Mientras surgen estas líneas, aún no sabemos quién ha ganado la presidencia de EEUU, el país más poderoso del globo (supremacía que hoy disputa China).

Independientemente del resultado -esperando resulte vencedor el demócrata Joe Biden-, lo cerrado de la votación es reflejo de tensiones enraizadas que revelan las grietas no solo del sistema político, sino de la identidad misma de ese país. No es casualidad que la campaña de Biden ha enmarcado este proceso como “una batalla por el alma de la nación”.

Demócratas y republicanos representan dos visiones del mundo (dentro de un espectro de límites comunes). El lingüista George Lakoff, en términos de framing del discurso político, describe a los republicanos como un “padre estricto” y a los demócratas como una “familia protectora”.

El padre estricto cree que el mundo es un lugar frío y duro, que no se puede confiar en nadie, que primero tiene que verse por lo individual antes que por lo colectivo. La familia protectora cree que la fuerza está en las comunidades y por tanto, que se puede confiar en los demás.

Esta tensión convivió dentro de los cauces institucionales por mucho tiempo, pero las últimas dos décadas han venido acompañadas de dos realidades que han sacudido hasta la raíz a la sociedad norteamericana: el racismo sistémico y la recomposición demográfica hacia una mayor pluralidad racial.

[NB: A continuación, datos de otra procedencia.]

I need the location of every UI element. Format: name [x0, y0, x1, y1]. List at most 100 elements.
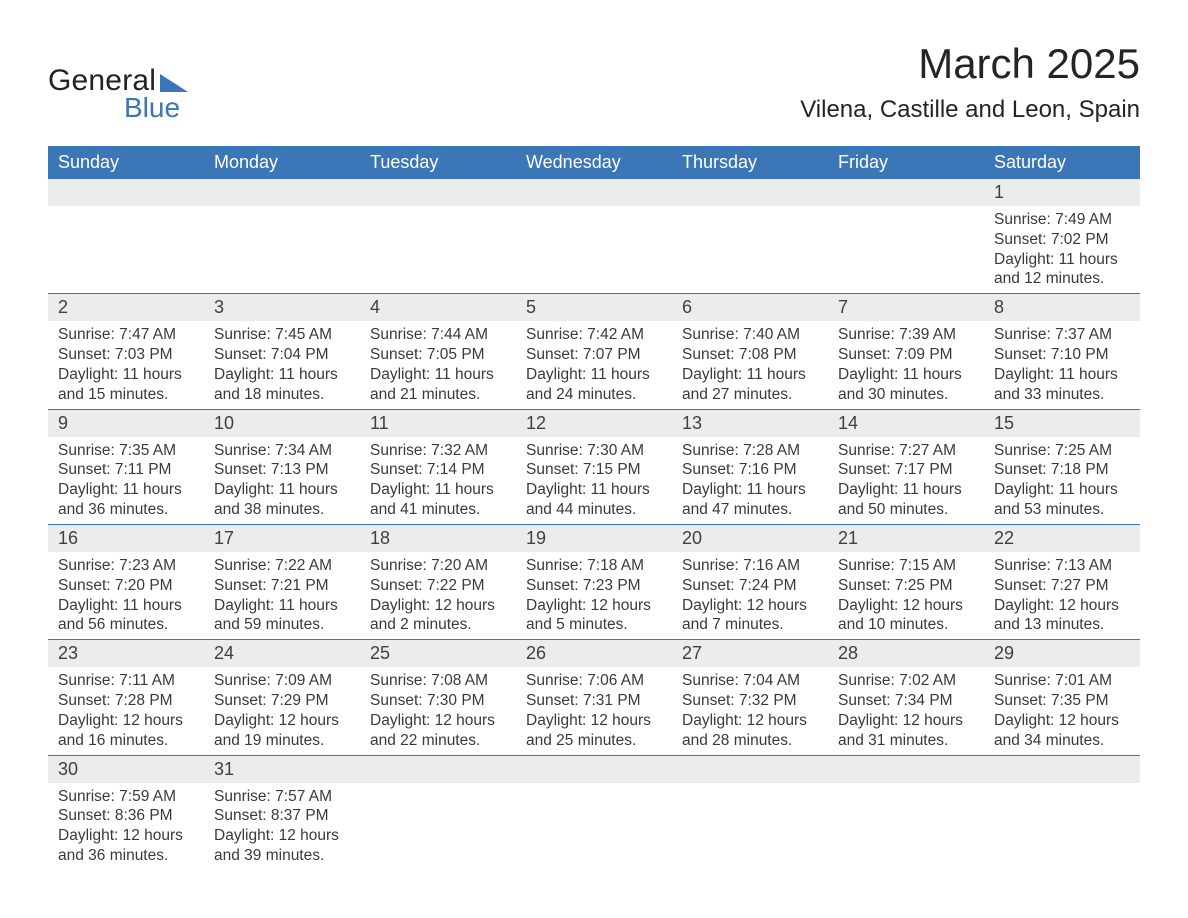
- day-data: Sunrise: 7:45 AMSunset: 7:04 PMDaylight:…: [204, 321, 360, 408]
- sunrise-line: Sunrise: 7:39 AM: [838, 325, 974, 345]
- sunset-line: Sunset: 7:35 PM: [994, 691, 1130, 711]
- calendar-cell: 15Sunrise: 7:25 AMSunset: 7:18 PMDayligh…: [984, 409, 1140, 524]
- sunrise-line: Sunrise: 7:28 AM: [682, 441, 818, 461]
- day-data-empty: [672, 206, 828, 284]
- weekday-header-row: Sunday Monday Tuesday Wednesday Thursday…: [48, 146, 1140, 179]
- day-data: Sunrise: 7:34 AMSunset: 7:13 PMDaylight:…: [204, 437, 360, 524]
- sunset-line: Sunset: 7:30 PM: [370, 691, 506, 711]
- sunset-line: Sunset: 7:10 PM: [994, 345, 1130, 365]
- day-number: 2: [48, 294, 204, 321]
- daylight-line: Daylight: 12 hours and 10 minutes.: [838, 596, 974, 636]
- sunrise-line: Sunrise: 7:22 AM: [214, 556, 350, 576]
- day-number: 13: [672, 410, 828, 437]
- day-data: Sunrise: 7:40 AMSunset: 7:08 PMDaylight:…: [672, 321, 828, 408]
- daylight-line: Daylight: 12 hours and 5 minutes.: [526, 596, 662, 636]
- daylight-line: Daylight: 11 hours and 44 minutes.: [526, 480, 662, 520]
- day-data: Sunrise: 7:06 AMSunset: 7:31 PMDaylight:…: [516, 667, 672, 754]
- day-number: 16: [48, 525, 204, 552]
- weekday-header: Thursday: [672, 146, 828, 179]
- calendar-cell: 14Sunrise: 7:27 AMSunset: 7:17 PMDayligh…: [828, 409, 984, 524]
- calendar-cell: [48, 179, 204, 294]
- daylight-line: Daylight: 11 hours and 24 minutes.: [526, 365, 662, 405]
- day-number: 21: [828, 525, 984, 552]
- sunset-line: Sunset: 7:31 PM: [526, 691, 662, 711]
- sunrise-line: Sunrise: 7:15 AM: [838, 556, 974, 576]
- sunset-line: Sunset: 7:17 PM: [838, 460, 974, 480]
- daylight-line: Daylight: 12 hours and 25 minutes.: [526, 711, 662, 751]
- brand-word2: Blue: [124, 92, 188, 124]
- calendar-cell: [828, 755, 984, 870]
- day-data: Sunrise: 7:32 AMSunset: 7:14 PMDaylight:…: [360, 437, 516, 524]
- sunset-line: Sunset: 7:34 PM: [838, 691, 974, 711]
- calendar-cell: 20Sunrise: 7:16 AMSunset: 7:24 PMDayligh…: [672, 524, 828, 639]
- day-data: Sunrise: 7:23 AMSunset: 7:20 PMDaylight:…: [48, 552, 204, 639]
- day-data: Sunrise: 7:28 AMSunset: 7:16 PMDaylight:…: [672, 437, 828, 524]
- day-data-empty: [516, 206, 672, 284]
- sunrise-line: Sunrise: 7:35 AM: [58, 441, 194, 461]
- sunrise-line: Sunrise: 7:42 AM: [526, 325, 662, 345]
- sunrise-line: Sunrise: 7:25 AM: [994, 441, 1130, 461]
- day-number: 27: [672, 640, 828, 667]
- day-data: Sunrise: 7:01 AMSunset: 7:35 PMDaylight:…: [984, 667, 1140, 754]
- daylight-line: Daylight: 12 hours and 19 minutes.: [214, 711, 350, 751]
- sunrise-line: Sunrise: 7:18 AM: [526, 556, 662, 576]
- month-title: March 2025: [800, 40, 1140, 88]
- day-data-empty: [828, 206, 984, 284]
- sunset-line: Sunset: 7:28 PM: [58, 691, 194, 711]
- day-data: Sunrise: 7:18 AMSunset: 7:23 PMDaylight:…: [516, 552, 672, 639]
- day-number: 26: [516, 640, 672, 667]
- calendar-cell: 29Sunrise: 7:01 AMSunset: 7:35 PMDayligh…: [984, 640, 1140, 755]
- day-number: 17: [204, 525, 360, 552]
- day-data: Sunrise: 7:25 AMSunset: 7:18 PMDaylight:…: [984, 437, 1140, 524]
- calendar-cell: 2Sunrise: 7:47 AMSunset: 7:03 PMDaylight…: [48, 294, 204, 409]
- day-number-empty: [672, 179, 828, 206]
- day-number: 29: [984, 640, 1140, 667]
- calendar-cell: 28Sunrise: 7:02 AMSunset: 7:34 PMDayligh…: [828, 640, 984, 755]
- day-data-empty: [48, 206, 204, 284]
- daylight-line: Daylight: 12 hours and 2 minutes.: [370, 596, 506, 636]
- daylight-line: Daylight: 12 hours and 16 minutes.: [58, 711, 194, 751]
- calendar-cell: 13Sunrise: 7:28 AMSunset: 7:16 PMDayligh…: [672, 409, 828, 524]
- sunset-line: Sunset: 7:11 PM: [58, 460, 194, 480]
- daylight-line: Daylight: 11 hours and 27 minutes.: [682, 365, 818, 405]
- day-data: Sunrise: 7:16 AMSunset: 7:24 PMDaylight:…: [672, 552, 828, 639]
- daylight-line: Daylight: 12 hours and 34 minutes.: [994, 711, 1130, 751]
- calendar-cell: 5Sunrise: 7:42 AMSunset: 7:07 PMDaylight…: [516, 294, 672, 409]
- sunset-line: Sunset: 7:18 PM: [994, 460, 1130, 480]
- sunrise-line: Sunrise: 7:13 AM: [994, 556, 1130, 576]
- calendar-row: 2Sunrise: 7:47 AMSunset: 7:03 PMDaylight…: [48, 294, 1140, 409]
- calendar-cell: 23Sunrise: 7:11 AMSunset: 7:28 PMDayligh…: [48, 640, 204, 755]
- day-number: 5: [516, 294, 672, 321]
- sunset-line: Sunset: 7:02 PM: [994, 230, 1130, 250]
- day-number: 23: [48, 640, 204, 667]
- daylight-line: Daylight: 11 hours and 15 minutes.: [58, 365, 194, 405]
- day-number-empty: [828, 756, 984, 783]
- triangle-icon: [160, 74, 188, 92]
- calendar-cell: 30Sunrise: 7:59 AMSunset: 8:36 PMDayligh…: [48, 755, 204, 870]
- sunset-line: Sunset: 7:24 PM: [682, 576, 818, 596]
- day-number: 7: [828, 294, 984, 321]
- calendar-cell: 17Sunrise: 7:22 AMSunset: 7:21 PMDayligh…: [204, 524, 360, 639]
- sunset-line: Sunset: 7:14 PM: [370, 460, 506, 480]
- calendar-cell: 18Sunrise: 7:20 AMSunset: 7:22 PMDayligh…: [360, 524, 516, 639]
- day-data: Sunrise: 7:59 AMSunset: 8:36 PMDaylight:…: [48, 783, 204, 870]
- day-number: 4: [360, 294, 516, 321]
- day-data: Sunrise: 7:15 AMSunset: 7:25 PMDaylight:…: [828, 552, 984, 639]
- calendar-row: 30Sunrise: 7:59 AMSunset: 8:36 PMDayligh…: [48, 755, 1140, 870]
- daylight-line: Daylight: 11 hours and 50 minutes.: [838, 480, 974, 520]
- calendar-row: 1Sunrise: 7:49 AMSunset: 7:02 PMDaylight…: [48, 179, 1140, 294]
- daylight-line: Daylight: 12 hours and 13 minutes.: [994, 596, 1130, 636]
- calendar-cell: [360, 179, 516, 294]
- day-data: Sunrise: 7:27 AMSunset: 7:17 PMDaylight:…: [828, 437, 984, 524]
- day-data: Sunrise: 7:35 AMSunset: 7:11 PMDaylight:…: [48, 437, 204, 524]
- day-number: 11: [360, 410, 516, 437]
- sunset-line: Sunset: 7:09 PM: [838, 345, 974, 365]
- sunrise-line: Sunrise: 7:30 AM: [526, 441, 662, 461]
- brand-logo: General Blue: [48, 64, 188, 124]
- calendar-cell: 16Sunrise: 7:23 AMSunset: 7:20 PMDayligh…: [48, 524, 204, 639]
- day-number-empty: [360, 756, 516, 783]
- sunrise-line: Sunrise: 7:32 AM: [370, 441, 506, 461]
- sunrise-line: Sunrise: 7:27 AM: [838, 441, 974, 461]
- calendar-table: Sunday Monday Tuesday Wednesday Thursday…: [48, 146, 1140, 870]
- daylight-line: Daylight: 12 hours and 31 minutes.: [838, 711, 974, 751]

Estas dos realidades han desenterrado ideas y actitudes de violencia, desprecio e incluso odio que parecían erradicadas. En el fondo, las personas de raza blanca parecen tener un profundo miedo: primero, a ya no ser la raza mayoritaria, y segundo, a “perder” lo que en sus imaginarios debe ser Estados Unidos.

En efecto es un país con el alma dividida, descubriendo que en sus profundidades había fealdades y rencores que surgen cada vez con más fuerza. Bajo esta lógica, es preciso entender que Donald Trump es una consecuencia de estas oscuridades, no su causa.

Independientemente del resultado de la elección, el reto más grande es definir si esa democracia será viable en el mediano y largo plazo, si es posible generar entendimiento entre la fina línea entre escuchar a quienes piensan distinto y no tolerar a los intolerantes que tienen posturas racistas, xenófobas y discriminatorias.

Dos almas colisionan, el mundo está en vilo.